Question-Answering Model Fine-Tuned for Portuguese
This post introduces qaptnet, an instance of Google’s BERT model, fine-tuned for performing question-answering tasks in Portuguese text.
The model is trained on a dataset of contexts, questions, and corresponding answers written in Portuguese. The output of the model is the span of text in the context that answers the proposed question. For example. given the following
context = 'Arquitetonicamente, a escola tem um caráter católico. No topo da cúpula de ouro do edifício principal é uma estátua de ouro da Virgem Maria. Imediatamente em frente ao edifício principal e de frente para ele, é uma estátua de cobre de Cristo com os braços erguidos com a lenda Venite Ad Me Omnes. Ao lado do edifício principal é a Basílica do Sagrado Coração. Imediatamente atrás da basílica é a Gruta, um lugar mariano de oração e reflexão. É uma réplica da gruta em Lourdes, na França, onde a Virgem Maria supostamente apareceu a Santa Bernadette Soubirous em 1858. No final da unidade principal (e em uma linha direta que liga através de 3 estátuas e da Cúpula de Ouro), é um estátua de pedra simples e moderna de Maria.'
And the following
question = 'A quem a Virgem Maria supostamente apareceu em 1858 em Lourdes, na França?'
The model infers the span on the context that yields the answer to the question:
>>> ptnet.query(context = context, question = question)
'Santa Bernadette Soubirous'
Bidirectional Encoder Representations from Transformers (BERT) is a state-of-the-art model for many NLP tasks, e.g. classification, named entity recognition, and question-answering. In a nutshell the model is divided in two major sections: 1) a pre-trained transformer that acts as a language model, and 2) a section fine-tuned for the task at hand, as illustrated by the following figure.

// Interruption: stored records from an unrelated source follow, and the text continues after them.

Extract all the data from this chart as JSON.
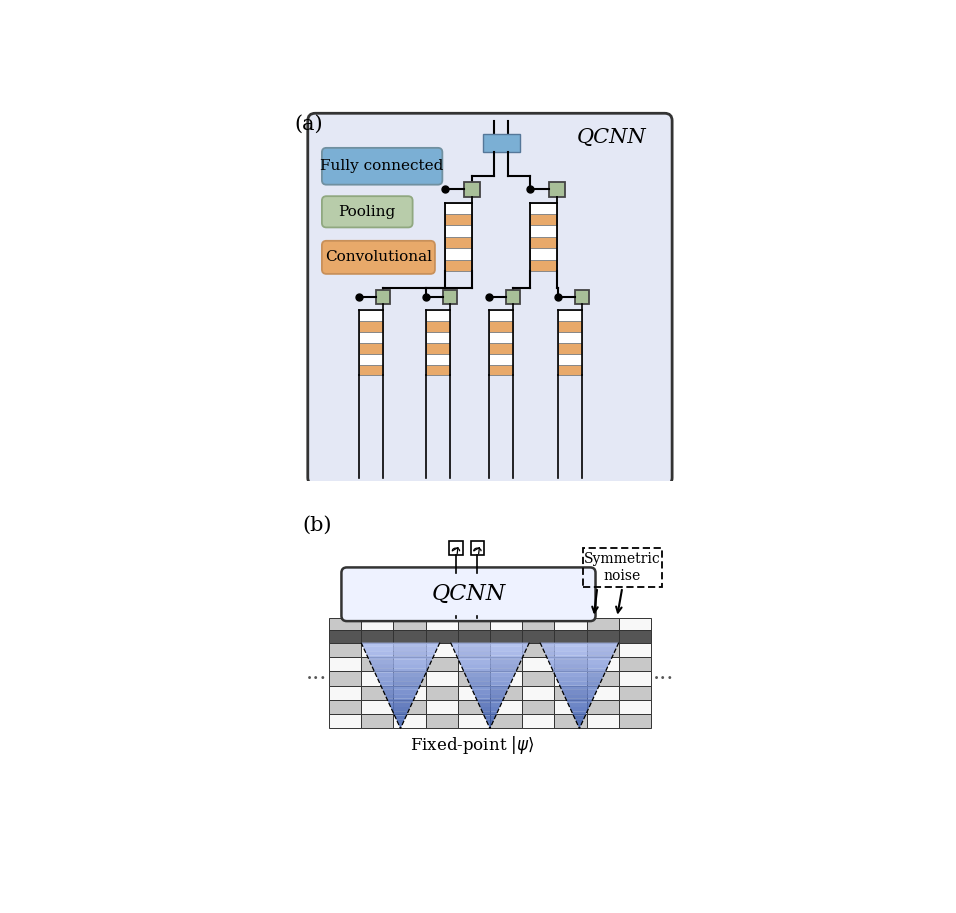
{
  "fig_width": 9.56,
  "fig_height": 9.13,
  "panel_a_label": "(a)",
  "panel_b_label": "(b)",
  "qcnn_label_a": "QCNN",
  "fully_connected_label": "Fully connected",
  "pooling_label": "Pooling",
  "convolutional_label": "Convolutional",
  "qcnn_label_b": "QCNN",
  "symmetric_noise_label": "Symmetric\nnoise",
  "fixed_point_label": "Fixed-point $|\\psi\\rangle$",
  "color_fc": "#7bafd4",
  "color_pool": "#b8ccaa",
  "color_conv": "#e8a96a",
  "color_bg_a": "#e4e8f5",
  "color_pool_box": "#a8bf98",
  "color_fc_box": "#6fa8d0",
  "color_gray_light": "#c8c8c8",
  "color_gray_dark": "#555555",
  "color_gray_mid": "#aaaaaa",
  "color_white_cell": "#f8f8f8",
  "color_blue_cone": "#5577cc",
  "color_blue_cone_light": "#aabbee"
}
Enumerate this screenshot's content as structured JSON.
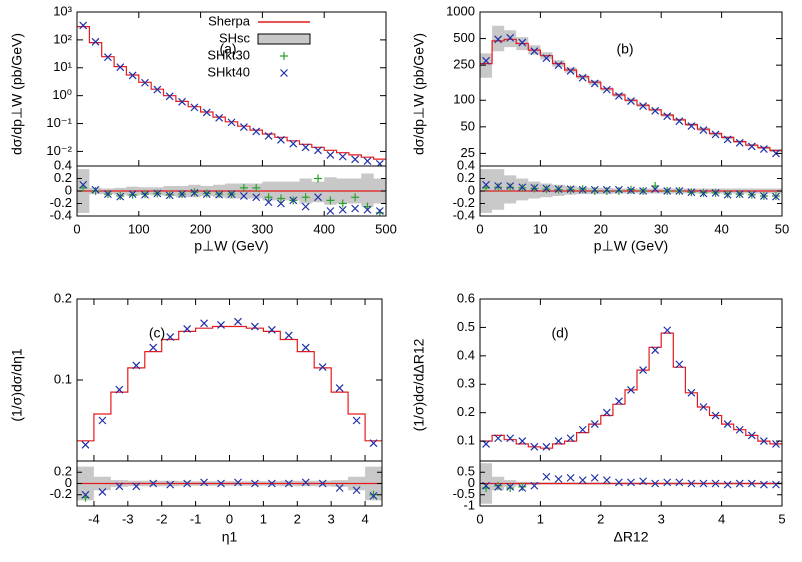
{
  "colors": {
    "sherpa": "#e41a1c",
    "shsc_fill": "#c8c8c8",
    "shkt30": "#2ca02c",
    "shkt40": "#1f2fa8"
  },
  "legend": {
    "sherpa": "Sherpa",
    "shsc": "SHsc",
    "shkt30": "SHkt30",
    "shkt40": "SHkt40"
  },
  "chart_data": [
    {
      "type": "line",
      "tag": "(a)",
      "log_y": true,
      "xlabel": "p⊥W (GeV)",
      "ylabel": "dσ/dp⊥W (pb/GeV)",
      "xlim": [
        0,
        500
      ],
      "ylim": [
        0.003,
        1000
      ],
      "x_ticks": [
        "0",
        "100",
        "200",
        "300",
        "400",
        "500"
      ],
      "y_ticks": [
        {
          "v": 1000,
          "t": "10³"
        },
        {
          "v": 100,
          "t": "10²"
        },
        {
          "v": 10,
          "t": "10¹"
        },
        {
          "v": 1,
          "t": "10⁰"
        },
        {
          "v": 0.1,
          "t": "10⁻¹"
        },
        {
          "v": 0.01,
          "t": "10⁻²"
        }
      ],
      "bins": [
        0,
        20,
        40,
        60,
        80,
        100,
        120,
        140,
        160,
        180,
        200,
        220,
        240,
        260,
        280,
        300,
        320,
        340,
        360,
        380,
        400,
        420,
        440,
        460,
        480,
        500
      ],
      "sherpa": [
        300,
        80,
        25,
        11,
        5.5,
        3.0,
        1.7,
        1.0,
        0.62,
        0.4,
        0.26,
        0.17,
        0.115,
        0.08,
        0.058,
        0.042,
        0.032,
        0.024,
        0.018,
        0.014,
        0.011,
        0.009,
        0.0075,
        0.0062,
        0.0053
      ],
      "shkt40_x": [
        10,
        30,
        50,
        70,
        90,
        110,
        130,
        150,
        170,
        190,
        210,
        230,
        250,
        270,
        290,
        310,
        330,
        350,
        370,
        390,
        410,
        430,
        450,
        470,
        490
      ],
      "shkt40_y": [
        330,
        85,
        24,
        10.5,
        5.3,
        2.9,
        1.65,
        0.95,
        0.6,
        0.38,
        0.25,
        0.16,
        0.11,
        0.075,
        0.052,
        0.036,
        0.026,
        0.019,
        0.014,
        0.011,
        0.0075,
        0.0065,
        0.0052,
        0.0045,
        0.0036
      ],
      "ratio": {
        "ylim": [
          -0.4,
          0.4
        ],
        "y_ticks": [
          "0.4",
          "0.2",
          "0",
          "-0.2",
          "-0.4"
        ],
        "band_low": [
          -0.35,
          -0.05,
          -0.05,
          -0.06,
          -0.08,
          -0.06,
          -0.07,
          -0.08,
          -0.1,
          -0.1,
          -0.08,
          -0.1,
          -0.12,
          -0.12,
          -0.12,
          -0.15,
          -0.15,
          -0.15,
          -0.2,
          -0.18,
          -0.22,
          -0.2,
          -0.2,
          -0.25,
          -0.2
        ],
        "band_high": [
          0.35,
          0.05,
          0.04,
          0.05,
          0.07,
          0.06,
          0.06,
          0.08,
          0.08,
          0.1,
          0.08,
          0.1,
          0.12,
          0.12,
          0.12,
          0.15,
          0.15,
          0.15,
          0.2,
          0.15,
          0.22,
          0.2,
          0.2,
          0.28,
          0.2
        ],
        "shkt30_x": [
          10,
          30,
          50,
          70,
          90,
          110,
          130,
          150,
          170,
          190,
          210,
          230,
          250,
          270,
          290,
          310,
          330,
          350,
          370,
          390,
          410,
          430,
          450,
          470,
          490
        ],
        "shkt30_y": [
          0.05,
          0.0,
          -0.05,
          -0.08,
          -0.06,
          -0.05,
          -0.04,
          -0.06,
          -0.05,
          -0.02,
          -0.04,
          -0.05,
          -0.05,
          0.05,
          0.05,
          -0.1,
          -0.12,
          -0.15,
          -0.1,
          0.2,
          -0.15,
          -0.2,
          -0.1,
          -0.25,
          -0.35
        ],
        "shkt40_x": [
          10,
          30,
          50,
          70,
          90,
          110,
          130,
          150,
          170,
          190,
          210,
          230,
          250,
          270,
          290,
          310,
          330,
          350,
          370,
          390,
          410,
          430,
          450,
          470,
          490
        ],
        "shkt40_y": [
          0.1,
          0.02,
          -0.05,
          -0.09,
          -0.05,
          -0.06,
          -0.04,
          -0.07,
          -0.05,
          -0.03,
          -0.05,
          -0.06,
          -0.05,
          -0.08,
          -0.1,
          -0.18,
          -0.2,
          -0.15,
          -0.25,
          -0.1,
          -0.32,
          -0.3,
          -0.28,
          -0.3,
          -0.32
        ]
      }
    },
    {
      "type": "line",
      "tag": "(b)",
      "log_y": true,
      "xlabel": "p⊥W (GeV)",
      "ylabel": "dσ/dp⊥W (pb/GeV)",
      "xlim": [
        0,
        50
      ],
      "ylim": [
        18,
        1000
      ],
      "x_ticks": [
        "0",
        "10",
        "20",
        "30",
        "40",
        "50"
      ],
      "y_ticks": [
        {
          "v": 1000,
          "t": "1000"
        },
        {
          "v": 500,
          "t": "500"
        },
        {
          "v": 250,
          "t": "250"
        },
        {
          "v": 100,
          "t": "100"
        },
        {
          "v": 50,
          "t": "50"
        },
        {
          "v": 25,
          "t": "25"
        }
      ],
      "bins": [
        0,
        2,
        4,
        6,
        8,
        10,
        12,
        14,
        16,
        18,
        20,
        22,
        24,
        26,
        28,
        30,
        32,
        34,
        36,
        38,
        40,
        42,
        44,
        46,
        48,
        50
      ],
      "sherpa": [
        260,
        470,
        490,
        440,
        370,
        320,
        260,
        220,
        185,
        160,
        135,
        115,
        100,
        88,
        78,
        68,
        60,
        53,
        47,
        42,
        38,
        34,
        31,
        29,
        27
      ],
      "band_low": [
        180,
        360,
        400,
        370,
        330,
        290,
        240,
        205,
        175,
        150,
        128,
        110,
        96,
        84,
        75,
        65,
        58,
        51,
        45,
        40,
        36,
        33,
        30,
        28,
        26
      ],
      "band_high": [
        340,
        700,
        620,
        520,
        420,
        350,
        285,
        235,
        195,
        168,
        140,
        120,
        104,
        91,
        80,
        70,
        62,
        55,
        49,
        43,
        39,
        35,
        32,
        30,
        28
      ],
      "shkt40_x": [
        1,
        3,
        5,
        7,
        9,
        11,
        13,
        15,
        17,
        19,
        21,
        23,
        25,
        27,
        29,
        31,
        33,
        35,
        37,
        39,
        41,
        43,
        45,
        47,
        49
      ],
      "shkt40_y": [
        280,
        490,
        510,
        450,
        360,
        300,
        250,
        215,
        180,
        155,
        132,
        112,
        98,
        86,
        76,
        66,
        58,
        51,
        46,
        41,
        36,
        33,
        30,
        28,
        25
      ],
      "ratio": {
        "ylim": [
          -0.4,
          0.4
        ],
        "y_ticks": [
          "0.4",
          "0.2",
          "0",
          "-0.2",
          "-0.4"
        ],
        "band_low": [
          -0.35,
          -0.3,
          -0.2,
          -0.15,
          -0.12,
          -0.1,
          -0.08,
          -0.06,
          -0.05,
          -0.05,
          -0.05,
          -0.04,
          -0.04,
          -0.04,
          -0.04,
          -0.04,
          -0.04,
          -0.04,
          -0.04,
          -0.04,
          -0.04,
          -0.04,
          -0.04,
          -0.04,
          -0.04
        ],
        "band_high": [
          0.35,
          0.35,
          0.25,
          0.2,
          0.15,
          0.12,
          0.1,
          0.08,
          0.06,
          0.05,
          0.05,
          0.04,
          0.04,
          0.04,
          0.04,
          0.04,
          0.04,
          0.04,
          0.04,
          0.04,
          0.04,
          0.04,
          0.04,
          0.04,
          0.04
        ],
        "shkt30_x": [
          1,
          3,
          5,
          7,
          9,
          11,
          13,
          15,
          17,
          19,
          21,
          23,
          25,
          27,
          29,
          31,
          33,
          35,
          37,
          39,
          41,
          43,
          45,
          47,
          49
        ],
        "shkt30_y": [
          0.05,
          0.06,
          0.06,
          0.05,
          0.04,
          0.03,
          0.02,
          0.02,
          0.03,
          0.0,
          0.0,
          0.0,
          0.02,
          0.0,
          0.08,
          0.0,
          0.0,
          -0.02,
          -0.03,
          -0.03,
          -0.05,
          -0.05,
          -0.06,
          -0.08,
          -0.08
        ],
        "shkt40_x": [
          1,
          3,
          5,
          7,
          9,
          11,
          13,
          15,
          17,
          19,
          21,
          23,
          25,
          27,
          29,
          31,
          33,
          35,
          37,
          39,
          41,
          43,
          45,
          47,
          49
        ],
        "shkt40_y": [
          0.1,
          0.08,
          0.08,
          0.06,
          0.05,
          0.04,
          0.03,
          0.03,
          0.02,
          0.02,
          0.02,
          0.02,
          0.01,
          0.0,
          0.03,
          0.0,
          0.0,
          -0.02,
          -0.04,
          -0.03,
          -0.06,
          -0.05,
          -0.06,
          -0.08,
          -0.09
        ]
      }
    },
    {
      "type": "line",
      "tag": "(c)",
      "log_y": false,
      "xlabel": "η1",
      "ylabel": "(1/σ)dσ/dη1",
      "xlim": [
        -4.5,
        4.5
      ],
      "ylim": [
        0.0,
        0.2
      ],
      "x_ticks": [
        "-4",
        "-3",
        "-2",
        "-1",
        "0",
        "1",
        "2",
        "3",
        "4"
      ],
      "x_tick_vals": [
        -4,
        -3,
        -2,
        -1,
        0,
        1,
        2,
        3,
        4
      ],
      "y_ticks": [
        {
          "v": 0.2,
          "t": "0.2"
        },
        {
          "v": 0.1,
          "t": "0.1"
        }
      ],
      "bins": [
        -4.5,
        -4,
        -3.5,
        -3,
        -2.5,
        -2,
        -1.5,
        -1,
        -0.5,
        0,
        0.5,
        1,
        1.5,
        2,
        2.5,
        3,
        3.5,
        4,
        4.5
      ],
      "sherpa": [
        0.025,
        0.058,
        0.085,
        0.115,
        0.135,
        0.15,
        0.16,
        0.164,
        0.166,
        0.166,
        0.164,
        0.16,
        0.15,
        0.135,
        0.115,
        0.085,
        0.058,
        0.025
      ],
      "shkt40_x": [
        -4.25,
        -3.75,
        -3.25,
        -2.75,
        -2.25,
        -1.75,
        -1.25,
        -0.75,
        -0.25,
        0.25,
        0.75,
        1.25,
        1.75,
        2.25,
        2.75,
        3.25,
        3.75,
        4.25
      ],
      "shkt40_y": [
        0.02,
        0.05,
        0.088,
        0.118,
        0.14,
        0.153,
        0.163,
        0.17,
        0.168,
        0.172,
        0.166,
        0.162,
        0.155,
        0.14,
        0.116,
        0.09,
        0.05,
        0.022
      ],
      "ratio": {
        "ylim": [
          -0.4,
          0.4
        ],
        "y_ticks": [
          "0.2",
          "0",
          "-0.2"
        ],
        "band_low": [
          -0.3,
          -0.12,
          -0.06,
          -0.05,
          -0.05,
          -0.05,
          -0.04,
          -0.04,
          -0.04,
          -0.04,
          -0.04,
          -0.04,
          -0.05,
          -0.05,
          -0.05,
          -0.06,
          -0.12,
          -0.3
        ],
        "band_high": [
          0.3,
          0.12,
          0.06,
          0.05,
          0.05,
          0.05,
          0.04,
          0.04,
          0.04,
          0.04,
          0.04,
          0.04,
          0.05,
          0.05,
          0.05,
          0.06,
          0.12,
          0.3
        ],
        "shkt30_x": [
          -4.25,
          4.25
        ],
        "shkt30_y": [
          -0.25,
          -0.2
        ],
        "shkt40_x": [
          -4.25,
          -3.75,
          -3.25,
          -2.75,
          -2.25,
          -1.75,
          -1.25,
          -0.75,
          -0.25,
          0.25,
          0.75,
          1.25,
          1.75,
          2.25,
          2.75,
          3.25,
          3.75,
          4.25
        ],
        "shkt40_y": [
          -0.2,
          -0.15,
          -0.05,
          -0.05,
          0.0,
          -0.02,
          0.0,
          0.02,
          0.0,
          0.02,
          0.0,
          0.0,
          0.0,
          0.02,
          0.0,
          -0.08,
          -0.12,
          -0.22
        ]
      }
    },
    {
      "type": "line",
      "tag": "(d)",
      "log_y": false,
      "xlabel": "ΔR12",
      "ylabel": "(1/σ)dσ/dΔR12",
      "xlim": [
        0,
        5
      ],
      "ylim": [
        0.03,
        0.6
      ],
      "x_ticks": [
        "0",
        "1",
        "2",
        "3",
        "4",
        "5"
      ],
      "x_tick_vals": [
        0,
        1,
        2,
        3,
        4,
        5
      ],
      "y_ticks": [
        {
          "v": 0.6,
          "t": "0.6"
        },
        {
          "v": 0.5,
          "t": "0.5"
        },
        {
          "v": 0.4,
          "t": "0.4"
        },
        {
          "v": 0.3,
          "t": "0.3"
        },
        {
          "v": 0.2,
          "t": "0.2"
        },
        {
          "v": 0.1,
          "t": "0.1"
        }
      ],
      "bins": [
        0,
        0.2,
        0.4,
        0.6,
        0.8,
        1.0,
        1.2,
        1.4,
        1.6,
        1.8,
        2.0,
        2.2,
        2.4,
        2.6,
        2.8,
        3.0,
        3.2,
        3.4,
        3.6,
        3.8,
        4.0,
        4.2,
        4.4,
        4.6,
        4.8,
        5.0
      ],
      "sherpa": [
        0.1,
        0.12,
        0.105,
        0.09,
        0.08,
        0.075,
        0.09,
        0.1,
        0.13,
        0.16,
        0.19,
        0.23,
        0.28,
        0.35,
        0.43,
        0.48,
        0.36,
        0.27,
        0.22,
        0.19,
        0.16,
        0.14,
        0.12,
        0.1,
        0.09
      ],
      "shkt40_x": [
        0.1,
        0.3,
        0.5,
        0.7,
        0.9,
        1.1,
        1.3,
        1.5,
        1.7,
        1.9,
        2.1,
        2.3,
        2.5,
        2.7,
        2.9,
        3.1,
        3.3,
        3.5,
        3.7,
        3.9,
        4.1,
        4.3,
        4.5,
        4.7,
        4.9
      ],
      "shkt40_y": [
        0.09,
        0.11,
        0.11,
        0.1,
        0.08,
        0.08,
        0.1,
        0.11,
        0.14,
        0.16,
        0.2,
        0.24,
        0.28,
        0.35,
        0.42,
        0.49,
        0.37,
        0.27,
        0.22,
        0.19,
        0.16,
        0.14,
        0.12,
        0.1,
        0.09
      ],
      "ratio": {
        "ylim": [
          -1,
          1
        ],
        "y_ticks": [
          "0.5",
          "0",
          "-0.5",
          "-1"
        ],
        "band_low": [
          -0.9,
          -0.3,
          -0.15,
          -0.08,
          -0.06,
          -0.05,
          -0.05,
          -0.05,
          -0.05,
          -0.05,
          -0.05,
          -0.05,
          -0.05,
          -0.05,
          -0.05,
          -0.05,
          -0.05,
          -0.05,
          -0.05,
          -0.05,
          -0.05,
          -0.05,
          -0.05,
          -0.05,
          -0.05
        ],
        "band_high": [
          0.9,
          0.3,
          0.15,
          0.08,
          0.06,
          0.05,
          0.05,
          0.05,
          0.05,
          0.05,
          0.05,
          0.05,
          0.05,
          0.05,
          0.05,
          0.05,
          0.05,
          0.05,
          0.05,
          0.05,
          0.05,
          0.05,
          0.05,
          0.05,
          0.05
        ],
        "shkt30_x": [
          0.1,
          0.3,
          0.5,
          0.7
        ],
        "shkt30_y": [
          -0.2,
          -0.1,
          -0.2,
          -0.15
        ],
        "shkt40_x": [
          0.1,
          0.3,
          0.5,
          0.7,
          0.9,
          1.1,
          1.3,
          1.5,
          1.7,
          1.9,
          2.1,
          2.3,
          2.5,
          2.7,
          2.9,
          3.1,
          3.3,
          3.5,
          3.7,
          3.9,
          4.1,
          4.3,
          4.5,
          4.7,
          4.9
        ],
        "shkt40_y": [
          -0.1,
          -0.15,
          -0.15,
          -0.2,
          -0.1,
          0.3,
          0.2,
          0.25,
          0.15,
          0.25,
          0.15,
          0.05,
          0.05,
          0.1,
          0.0,
          0.05,
          0.05,
          0.0,
          0.0,
          0.0,
          -0.05,
          0.0,
          0.0,
          -0.05,
          -0.05
        ]
      }
    }
  ]
}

The input to the model in the context and the question, and the output is the starting and ending token of the span of the answer in the context. Google provides different flavors of pre-trained weights for the model, mainly single language or multilingual, and with different number of hidden layers. For training qaptnet the multilingual, case sensitive, 12 hidden layers, weights were used to bootstrap the model, and the train part of the dataset described in the next section was used to fine-tune the model. Implementation, training and deployment is done using the PyTorch-Transformers package.
To train the model for Portuguese a collection of questions and contexts, with the corresponding answers. To build this dataset we translated the SQuAD dataset from English to Portuguese using the Google Translate API. The original dataset contains a collection of around 60000 pairs question answer. of around 400 topics from Wikipedia. In general the automatic translation result was good enough for a first version, mainly because the dataset snippets of text are small enough to yield good results from an automatic translation and the type of texts (Wikipedia articles) is not very complex or abstract.
The final version of the model achieves around 50% accuracy on the development part of the dataset, which is interesting enough for a first exploratory attempt. Further improvements to the dataset translation, and fine-tuning the model hyper-parameters, can easily improve the accuracy score. PLN.pt provides access to the current version of model via it’s API for easy access. Examples and how to query the API are available from the qaptnet repository.